The characteristic oval brown cells were assumed to be the sporangia by Taylor, but are special tannin-filled cells. These are scattered throughout the upper thallus, but solitary, measuring about 30 μm in diameter and 68–70 μm long. They contain oval-shaped bodies.

The gametangia are in clusters of 4–6 cells and only 6–8 μm in diameter.

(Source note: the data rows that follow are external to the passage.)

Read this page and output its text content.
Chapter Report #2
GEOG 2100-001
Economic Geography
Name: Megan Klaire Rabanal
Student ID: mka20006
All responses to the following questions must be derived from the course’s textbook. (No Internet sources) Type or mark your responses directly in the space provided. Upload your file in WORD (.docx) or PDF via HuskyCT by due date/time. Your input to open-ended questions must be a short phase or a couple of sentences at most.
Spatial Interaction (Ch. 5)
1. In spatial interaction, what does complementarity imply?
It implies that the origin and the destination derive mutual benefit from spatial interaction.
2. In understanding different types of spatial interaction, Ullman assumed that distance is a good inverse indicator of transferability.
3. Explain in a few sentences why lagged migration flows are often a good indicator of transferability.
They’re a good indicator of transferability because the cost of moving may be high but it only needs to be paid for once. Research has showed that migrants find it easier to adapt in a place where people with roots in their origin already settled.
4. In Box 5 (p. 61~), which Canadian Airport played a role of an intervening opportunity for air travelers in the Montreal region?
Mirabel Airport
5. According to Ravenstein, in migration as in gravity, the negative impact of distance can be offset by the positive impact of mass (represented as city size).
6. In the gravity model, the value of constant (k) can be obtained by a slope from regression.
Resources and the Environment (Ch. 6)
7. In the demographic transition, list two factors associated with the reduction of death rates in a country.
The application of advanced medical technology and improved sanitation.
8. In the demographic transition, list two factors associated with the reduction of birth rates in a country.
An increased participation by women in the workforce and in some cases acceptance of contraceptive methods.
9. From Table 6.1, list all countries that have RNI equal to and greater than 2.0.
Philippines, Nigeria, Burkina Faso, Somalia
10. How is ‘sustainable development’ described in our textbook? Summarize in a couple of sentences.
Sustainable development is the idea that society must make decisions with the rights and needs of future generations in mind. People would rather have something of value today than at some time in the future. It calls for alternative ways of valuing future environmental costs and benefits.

The species lacks phaeophycean "hairs" and the parenchyma is weakly developed. It is more slender than Z. oedogonium, and the brown tannin cells for the former are wider than the rest of the filaments, ad opposed to the same size. Z. ogasawaraensis and Z. australicus lack these special cells. The latter two also have laterals that arise from single sells on the filaments and not from the septa between cells like the former two species.

==Ecology==
The species is an epiphyte. It is thought to be eaten by sea urchins.

==Conservation==
It has been evaluated by the IUCN as data deficient, and is one of only fifteen protists evaluated by IUCN. Like Desmarestia tropica, another William Randolph Taylor find from the same expedition, it is threatened by warming ocean temperatures and overgrazing by sea urchins.